I love it when complete strangers open up and discuss personal topics with me.
I find these conversations riveting because they’re real. How’s the weather conversations, make me want to crawl into a fetal position.
I despise small talk.
Recently I spent 9 days in Tasmania visiting my family and friends. It was supposed to be 10 days, but Qantas canceled my flight on the way out (engineering problem) and rebooked me (without warning) on the 6 am flight out of Wellington the next day. When Qantas rebooks you on an Air New Zealand link, you cannot check in online and must get to the airport at a ridiculous hour…
My new flights meant a brief stopover in Auckland, and then Melbourne, before arriving in Devonport at 10 pm NZT. It was a long day!

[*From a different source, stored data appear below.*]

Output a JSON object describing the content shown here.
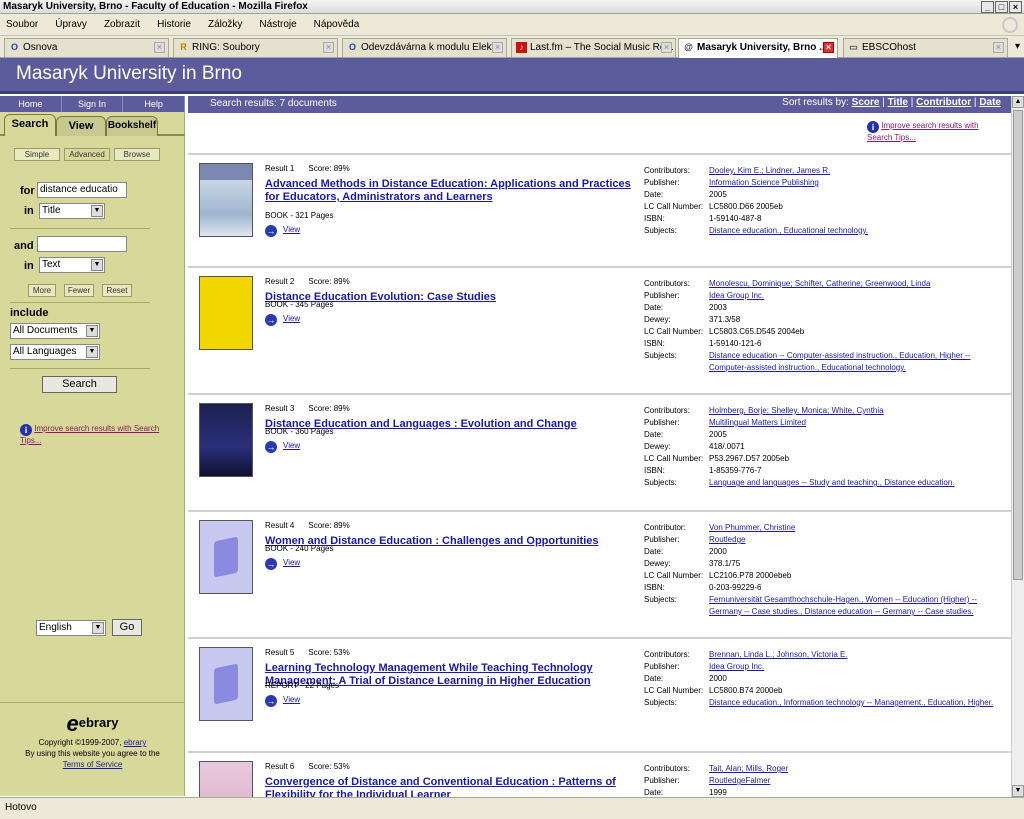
{
  "window": {
    "title": "Masaryk University, Brno - Faculty of Education - Mozilla Firefox"
  },
  "menubar": [
    "Soubor",
    "Úpravy",
    "Zobrazit",
    "Historie",
    "Záložky",
    "Nástroje",
    "Nápověda"
  ],
  "tabs": [
    {
      "label": "Osnova",
      "icon": "O"
    },
    {
      "label": "RING: Soubory",
      "icon": "R"
    },
    {
      "label": "Odevzdávárna k modulu Elekt...",
      "icon": "O"
    },
    {
      "label": "Last.fm – The Social Music Re...",
      "icon": "♪"
    },
    {
      "label": "Masaryk University, Brno ...",
      "icon": "@"
    },
    {
      "label": "EBSCOhost",
      "icon": "▭"
    }
  ],
  "header": {
    "title": "Masaryk University in Brno"
  },
  "left": {
    "topnav": [
      "Home",
      "Sign In",
      "Help"
    ],
    "tabs": [
      "Search",
      "View",
      "Bookshelf"
    ],
    "modes": [
      "Simple",
      "Advanced",
      "Browse"
    ],
    "for_label": "for",
    "in_label": "in",
    "and_label": "and",
    "query1": "distance educatio",
    "field1": "Title",
    "query2": "",
    "field2": "Text",
    "more": "More",
    "fewer": "Fewer",
    "reset": "Reset",
    "include_label": "include",
    "doc_filter": "All Documents",
    "lang_filter": "All Languages",
    "search_button": "Search",
    "tips": "Improve search results with Search Tips...",
    "language": "English",
    "go_button": "Go",
    "logo": "ebrary",
    "copyright": "Copyright ©1999-2007,",
    "copyright_link": "ebrary",
    "agree": "By using this website you agree to the",
    "tos": "Terms of Service"
  },
  "results_header": {
    "summary": "Search results: 7 documents",
    "sort_label": "Sort results by:",
    "sort_options": [
      "Score",
      "Title",
      "Contributor",
      "Date"
    ]
  },
  "tips_right": "Improve search results with Search Tips...",
  "results": [
    {
      "label": "Result 1",
      "score": "Score: 89%",
      "title": "Advanced Methods in Distance Education: Applications and Practices for Educators, Administrators and Learners",
      "type": "BOOK - 321 Pages",
      "view": "View",
      "details": [
        {
          "k": "Contributors:",
          "v": "Dooley, Kim E.; Lindner, James R.",
          "link": true
        },
        {
          "k": "Publisher:",
          "v": "Information Science Publishing",
          "link": true
        },
        {
          "k": "Date:",
          "v": "2005",
          "link": false
        },
        {
          "k": "LC Call Number:",
          "v": "LC5800.D66 2005eb",
          "link": false
        },
        {
          "k": "ISBN:",
          "v": "1-59140-487-8",
          "link": false
        },
        {
          "k": "Subjects:",
          "v": "Distance education., Educational technology.",
          "link": true
        }
      ]
    },
    {
      "label": "Result 2",
      "score": "Score: 89%",
      "title": "Distance Education Evolution: Case Studies",
      "type": "BOOK - 345 Pages",
      "view": "View",
      "details": [
        {
          "k": "Contributors:",
          "v": "Monolescu, Dominique; Schifter, Catherine; Greenwood, Linda",
          "link": true
        },
        {
          "k": "Publisher:",
          "v": "Idea Group Inc.",
          "link": true
        },
        {
          "k": "Date:",
          "v": "2003",
          "link": false
        },
        {
          "k": "Dewey:",
          "v": "371.3/58",
          "link": false
        },
        {
          "k": "LC Call Number:",
          "v": "LC5803.C65.D545 2004eb",
          "link": false
        },
        {
          "k": "ISBN:",
          "v": "1-59140-121-6",
          "link": false
        },
        {
          "k": "Subjects:",
          "v": "Distance education -- Computer-assisted instruction., Education, Higher -- Computer-assisted instruction., Educational technology.",
          "link": true
        }
      ]
    },
    {
      "label": "Result 3",
      "score": "Score: 89%",
      "title": "Distance Education and Languages : Evolution and Change",
      "type": "BOOK - 360 Pages",
      "view": "View",
      "details": [
        {
          "k": "Contributors:",
          "v": "Holmberg, Borje; Shelley, Monica; White, Cynthia",
          "link": true
        },
        {
          "k": "Publisher:",
          "v": "Multilingual Matters Limited",
          "link": true
        },
        {
          "k": "Date:",
          "v": "2005",
          "link": false
        },
        {
          "k": "Dewey:",
          "v": "418/.0071",
          "link": false
        },
        {
          "k": "LC Call Number:",
          "v": "P53.2967.D57 2005eb",
          "link": false
        },
        {
          "k": "ISBN:",
          "v": "1-85359-776-7",
          "link": false
        },
        {
          "k": "Subjects:",
          "v": "Language and languages -- Study and teaching., Distance education.",
          "link": true
        }
      ]
    },
    {
      "label": "Result 4",
      "score": "Score: 89%",
      "title": "Women and Distance Education : Challenges and Opportunities",
      "type": "BOOK - 240 Pages",
      "view": "View",
      "details": [
        {
          "k": "Contributor:",
          "v": "Von Phummer, Christine",
          "link": true
        },
        {
          "k": "Publisher:",
          "v": "Routledge",
          "link": true
        },
        {
          "k": "Date:",
          "v": "2000",
          "link": false
        },
        {
          "k": "Dewey:",
          "v": "378.1/75",
          "link": false
        },
        {
          "k": "LC Call Number:",
          "v": "LC2106.P78 2000ebeb",
          "link": false
        },
        {
          "k": "ISBN:",
          "v": "0-203-99229-6",
          "link": false
        },
        {
          "k": "Subjects:",
          "v": "Fernuniversität Gesamthochschule-Hagen., Women -- Education (Higher) -- Germany -- Case studies., Distance education -- Germany -- Case studies.",
          "link": true
        }
      ]
    },
    {
      "label": "Result 5",
      "score": "Score: 53%",
      "title": "Learning Technology Management While Teaching Technology Management: A Trial of Distance Learning in Higher Education",
      "type": "REPORT - 22 Pages",
      "view": "View",
      "details": [
        {
          "k": "Contributors:",
          "v": "Brennan, Linda L.; Johnson, Victoria E.",
          "link": true
        },
        {
          "k": "Publisher:",
          "v": "Idea Group Inc.",
          "link": true
        },
        {
          "k": "Date:",
          "v": "2000",
          "link": false
        },
        {
          "k": "LC Call Number:",
          "v": "LC5800.B74 2000eb",
          "link": false
        },
        {
          "k": "Subjects:",
          "v": "Distance education., Information technology -- Management., Education, Higher.",
          "link": true
        }
      ]
    },
    {
      "label": "Result 6",
      "score": "Score: 53%",
      "title": "Convergence of Distance and Conventional Education : Patterns of Flexibility for the Individual Learner",
      "type": "",
      "view": "",
      "details": [
        {
          "k": "Contributors:",
          "v": "Tait, Alan; Mills, Roger",
          "link": true
        },
        {
          "k": "Publisher:",
          "v": "RoutledgeFalmer",
          "link": true
        },
        {
          "k": "Date:",
          "v": "1999",
          "link": false
        }
      ]
    }
  ],
  "status": "Hotovo"
}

But I quite enjoy traveling and find airports endlessly intriguing. I love people-watching. On this particular trip, I had an interesting conversation with a woman who works in government and fosters children.
She explained the paltry amount she receives for fostering high-need babies (about $30 a day). And yet, if that same child were designated for ‘respite care’ a family would get 5 times the amount.
Partway through our conversation, she turned, looked at me, and said, “I hope you don’t mind me saying, but you’re just so well put together. My kids always say, ‘Mum, why can’t you make more of an effort; why can’t you look more put together!?’”
I knew it was a compliment, but also a sad indictment of my obsession with how I look. That’s not an apology by the way. I know I have other talents, but clothes, shoes, and makeup always bring me joy.
I once described myself as deeply superficial to a friend because I can see my own ridiculousness and like to laugh at myself. She pointed out the oxymoron.
We all have our stuff…
But all I saw at that moment, was this amazing woman, who’d spent her life with her husband fostering babies and children. Welcoming them into her family and parenting them with love alongside her own kids.
It takes a very special person to do that. Making sure she looked ‘put together’ just wasn’t a priority for her.
So, I was not about to let her continue to put herself down. I thanked her for the compliment and added, “You know what? I think you’ve got your priorities right, and eventually, your children will come to see that.”
When we finished chatting, I wished her well for the next part of her journey and went to buy a refreshing drink.
Standing at the counter a young man turned to me and said “I hope you don’t mind me asking, but you look so stylish. What kind of work do you do?”
My ego swelled (can’t deny it!). “I’m a professional speaker” I replied, and another interesting conversation ensued as he was a psychologist interested in what I talk about.
But part of me felt a little bit sad and ashamed that I couldn’t reply “I foster children.”